Les responsables de l'Europe devront répondre aux problèmes qui pourront en résulter. Quelles lois seront applicables en matière de filiation, de mariage, de divorce? Comment faire que les frontières qui s'abaisseront pour le meilleur ne se relèvent pas pour le pire quand un couple se séparera alors que la tentation sera grande pour chacun de se retrancher derrière la loi de son pays d'origine pour garder l'enfant. Il est en l'état illusoire de penser qu'il y aura en ces matières une seule législation tellement chacun des Etats veillera à rester maître dans un domaine qui le concerne au premier chef.

Pour le moins, si les lois nationales continueront à se rapprocher, des divergences sérieuses subsistent et subsisteront pendant de longues années. Les conventions internationales pour utiles sont insuffisantes. Les Etats devront mettre en place des mécanismes pour régler les conflits familiaux et surtout pour les prévenir en s'engageant à annuler le rapport de force créé par un parent qui se retranchera derrière sa frontière natale. La convention franco-algérienne de 1988 montre qu'une telle démarche est possible et souhaitable. Il faudra aussi prendre en compte les plus récentes évolutions qui élargissent les frontières de l'Europe.

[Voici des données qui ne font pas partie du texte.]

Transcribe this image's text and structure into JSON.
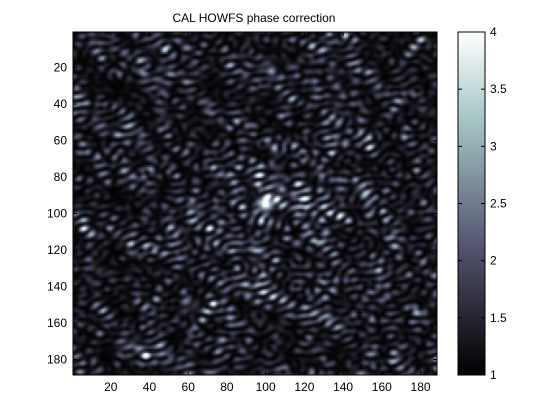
{
  "chart_data": [
    {
      "type": "heatmap",
      "title": "CAL HOWFS phase correction",
      "colormap": "bone",
      "description_points": {
        "peak_center": [
          100,
          95
        ],
        "peak_value": 4,
        "background_range": [
          1,
          2.3
        ]
      },
      "xlim": [
        1,
        188
      ],
      "ylim": [
        1,
        188
      ],
      "y_reversed": true,
      "xticks": [
        20,
        40,
        60,
        80,
        100,
        120,
        140,
        160,
        180
      ],
      "yticks": [
        20,
        40,
        60,
        80,
        100,
        120,
        140,
        160,
        180
      ],
      "xticklabels": [
        "20",
        "40",
        "60",
        "80",
        "100",
        "120",
        "140",
        "160",
        "180"
      ],
      "yticklabels": [
        "20",
        "40",
        "60",
        "80",
        "100",
        "120",
        "140",
        "160",
        "180"
      ],
      "colorbar": {
        "clim": [
          1,
          4
        ],
        "ticks": [
          1,
          1.5,
          2,
          2.5,
          3,
          3.5,
          4
        ],
        "ticklabels": [
          "1",
          "1.5",
          "2",
          "2.5",
          "3",
          "3.5",
          "4"
        ]
      },
      "grid": false,
      "legend": "none"
    }
  ]
}
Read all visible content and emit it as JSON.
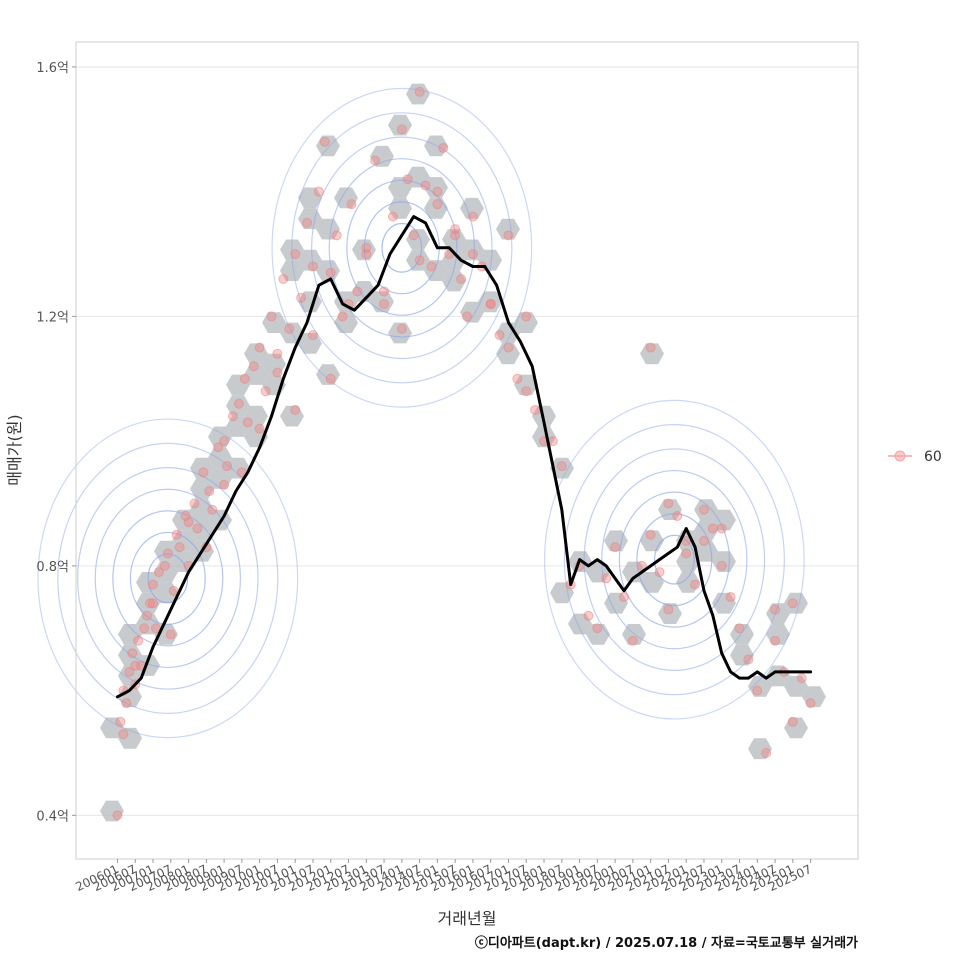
{
  "chart_data": {
    "type": "scatter",
    "xlabel": "거래년월",
    "ylabel": "매매가(원)",
    "y_unit": "억",
    "ylim": [
      0.33,
      1.64
    ],
    "xlim": [
      "2004-11",
      "2026-11"
    ],
    "y_ticks": [
      {
        "value": 0.4,
        "label": "0.4억"
      },
      {
        "value": 0.8,
        "label": "0.8억"
      },
      {
        "value": 1.2,
        "label": "1.2억"
      },
      {
        "value": 1.6,
        "label": "1.6억"
      }
    ],
    "x_ticks": [
      "200601",
      "200607",
      "200701",
      "200707",
      "200801",
      "200807",
      "200901",
      "200907",
      "201001",
      "201007",
      "201101",
      "201107",
      "201201",
      "201207",
      "201301",
      "201307",
      "201401",
      "201407",
      "201501",
      "201507",
      "201601",
      "201607",
      "201701",
      "201707",
      "201801",
      "201807",
      "201901",
      "201907",
      "202001",
      "202007",
      "202101",
      "202107",
      "202201",
      "202207",
      "202301",
      "202307",
      "202401",
      "202407",
      "202501",
      "202507"
    ],
    "legend": {
      "position": "right",
      "entries": [
        {
          "label": "60",
          "color": "#f4a6a6"
        }
      ]
    },
    "grid": true,
    "colors": {
      "points": "#f08080",
      "hex": "#b4b9bd",
      "contour": "#8fa8e8",
      "line": "#000000",
      "panel_border": "#cccccc",
      "grid": "#e6e6e6"
    },
    "series": [
      {
        "kind": "moving_average_line",
        "x": [
          "2006-01",
          "2006-05",
          "2006-09",
          "2007-01",
          "2007-05",
          "2007-09",
          "2008-01",
          "2008-05",
          "2008-09",
          "2009-01",
          "2009-05",
          "2009-09",
          "2010-01",
          "2010-05",
          "2010-09",
          "2011-01",
          "2011-05",
          "2011-09",
          "2012-01",
          "2012-05",
          "2012-09",
          "2013-01",
          "2013-05",
          "2013-09",
          "2014-01",
          "2014-05",
          "2014-09",
          "2015-01",
          "2015-05",
          "2015-09",
          "2016-01",
          "2016-05",
          "2016-09",
          "2017-01",
          "2017-05",
          "2017-09",
          "2018-01",
          "2018-04",
          "2018-07",
          "2018-10",
          "2019-01",
          "2019-04",
          "2019-07",
          "2019-10",
          "2020-01",
          "2020-04",
          "2020-07",
          "2020-10",
          "2021-01",
          "2021-04",
          "2021-07",
          "2021-10",
          "2022-01",
          "2022-04",
          "2022-07",
          "2022-10",
          "2023-01",
          "2023-04",
          "2023-07",
          "2023-10",
          "2024-01",
          "2024-04",
          "2024-07",
          "2024-10",
          "2025-01",
          "2025-04",
          "2025-07"
        ],
        "y": [
          0.59,
          0.6,
          0.62,
          0.67,
          0.71,
          0.75,
          0.79,
          0.82,
          0.85,
          0.88,
          0.92,
          0.95,
          0.99,
          1.04,
          1.1,
          1.15,
          1.19,
          1.25,
          1.26,
          1.22,
          1.21,
          1.23,
          1.25,
          1.3,
          1.33,
          1.36,
          1.35,
          1.31,
          1.31,
          1.29,
          1.28,
          1.28,
          1.25,
          1.19,
          1.16,
          1.12,
          1.03,
          0.96,
          0.89,
          0.77,
          0.81,
          0.8,
          0.81,
          0.8,
          0.78,
          0.76,
          0.78,
          0.79,
          0.8,
          0.81,
          0.82,
          0.83,
          0.86,
          0.83,
          0.76,
          0.72,
          0.66,
          0.63,
          0.62,
          0.62,
          0.63,
          0.62,
          0.63,
          0.63,
          0.63,
          0.63,
          0.63
        ]
      },
      {
        "kind": "points",
        "name": "60",
        "x": [
          "2006-01",
          "2006-02",
          "2006-03",
          "2006-04",
          "2006-05",
          "2006-06",
          "2006-07",
          "2006-08",
          "2006-09",
          "2006-10",
          "2006-11",
          "2006-12",
          "2007-01",
          "2007-02",
          "2007-03",
          "2007-05",
          "2007-06",
          "2007-08",
          "2007-09",
          "2007-10",
          "2007-12",
          "2008-01",
          "2008-03",
          "2008-04",
          "2008-06",
          "2008-08",
          "2008-09",
          "2008-11",
          "2009-01",
          "2009-02",
          "2009-04",
          "2009-06",
          "2009-08",
          "2009-09",
          "2009-11",
          "2010-01",
          "2010-03",
          "2010-05",
          "2010-07",
          "2010-09",
          "2010-11",
          "2011-01",
          "2011-03",
          "2011-05",
          "2011-07",
          "2011-09",
          "2011-11",
          "2012-01",
          "2012-03",
          "2012-05",
          "2012-08",
          "2012-10",
          "2013-01",
          "2013-04",
          "2013-07",
          "2013-10",
          "2014-01",
          "2014-03",
          "2014-05",
          "2014-07",
          "2014-09",
          "2014-11",
          "2015-01",
          "2015-03",
          "2015-05",
          "2015-07",
          "2015-09",
          "2015-11",
          "2016-01",
          "2016-04",
          "2016-07",
          "2016-10",
          "2017-01",
          "2017-04",
          "2017-07",
          "2017-10",
          "2018-01",
          "2018-04",
          "2018-07",
          "2018-10",
          "2019-01",
          "2019-04",
          "2019-07",
          "2019-10",
          "2020-01",
          "2020-04",
          "2020-07",
          "2020-10",
          "2021-01",
          "2021-04",
          "2021-07",
          "2021-10",
          "2022-01",
          "2022-04",
          "2022-07",
          "2022-10",
          "2023-01",
          "2023-04",
          "2023-07",
          "2023-10",
          "2024-01",
          "2024-04",
          "2024-07",
          "2024-10",
          "2025-01",
          "2025-04",
          "2025-07",
          "2006-03",
          "2006-07",
          "2007-01",
          "2007-07",
          "2008-01",
          "2008-07",
          "2009-01",
          "2009-07",
          "2010-01",
          "2010-07",
          "2011-01",
          "2011-07",
          "2012-01",
          "2012-07",
          "2013-01",
          "2013-07",
          "2014-01",
          "2014-07",
          "2015-01",
          "2015-07",
          "2016-01",
          "2016-07",
          "2017-01",
          "2017-07",
          "2021-01",
          "2021-07",
          "2022-01",
          "2022-07",
          "2023-01",
          "2024-07",
          "2025-01"
        ],
        "y": [
          0.4,
          0.55,
          0.6,
          0.58,
          0.63,
          0.66,
          0.61,
          0.68,
          0.64,
          0.7,
          0.72,
          0.74,
          0.77,
          0.7,
          0.79,
          0.8,
          0.82,
          0.76,
          0.85,
          0.83,
          0.88,
          0.87,
          0.9,
          0.86,
          0.95,
          0.92,
          0.89,
          0.99,
          1.0,
          0.96,
          1.04,
          1.06,
          1.1,
          1.03,
          1.12,
          1.15,
          1.08,
          1.2,
          1.14,
          1.26,
          1.18,
          1.3,
          1.23,
          1.35,
          1.28,
          1.4,
          1.48,
          1.27,
          1.33,
          1.2,
          1.38,
          1.24,
          1.31,
          1.45,
          1.22,
          1.36,
          1.5,
          1.42,
          1.33,
          1.56,
          1.41,
          1.28,
          1.38,
          1.47,
          1.3,
          1.33,
          1.26,
          1.2,
          1.36,
          1.28,
          1.22,
          1.17,
          1.15,
          1.1,
          1.08,
          1.05,
          1.0,
          1.0,
          0.96,
          0.77,
          0.8,
          0.72,
          0.7,
          0.78,
          0.83,
          0.75,
          0.68,
          0.8,
          0.85,
          0.79,
          0.73,
          0.88,
          0.82,
          0.77,
          0.84,
          0.86,
          0.8,
          0.75,
          0.7,
          0.65,
          0.6,
          0.5,
          0.68,
          0.63,
          0.55,
          0.62,
          0.58,
          0.53,
          0.64,
          0.74,
          0.69,
          0.8,
          0.83,
          0.93,
          0.95,
          1.02,
          1.11,
          1.05,
          1.17,
          1.1,
          1.22,
          1.3,
          1.24,
          1.18,
          1.29,
          1.4,
          1.34,
          1.3,
          1.22,
          1.33,
          1.2,
          1.15,
          0.9,
          0.84,
          0.89,
          0.86,
          0.73,
          0.74
        ]
      }
    ],
    "density_centers": [
      {
        "x": "2007-06",
        "y": 0.78
      },
      {
        "x": "2014-01",
        "y": 1.31
      },
      {
        "x": "2021-09",
        "y": 0.81
      }
    ],
    "caption": "ⓒ디아파트(dapt.kr) / 2025.07.18 / 자료=국토교통부 실거래가"
  }
}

De tous temps l'institution familiale s'est adaptée aux nouvelles formes de vie. Aujourd'hui, elle ne s'effondre pas; elle mue à nouveau. L'apparition et le développement des nouvelles familles peignent un panorama désormais contrasté. Pour autant, la vie familiale reste première, creuset reconnu d'une dimension essentielle de la vie individuelle et sociale : lieu de transmission des valeurs, d'identification et d'appartenance des individus, lieu d'éveil à la vie, aux relations et aux solidarités. Un point capital est acquis : les deux images du mariage et de la famille sont dorénavant bien distinctes. Notre droit a du faire une place à toutes ces familles et n'en a pas fini de s'adapter tellement cette dernière accélération est récente qui l'amène à s'attacher à l'essentiel : qu'est-ce que la filiation, les responsabilités parentale et filiale, etc.? La société qui a officiellement reconnu ces nouvelles formes de famille est maintenant confrontée à la nécessité d'être cohérente avec elle-même, à l'obligation de rester neutre tout en affichant les points de repère essentiels auxquels elle croit.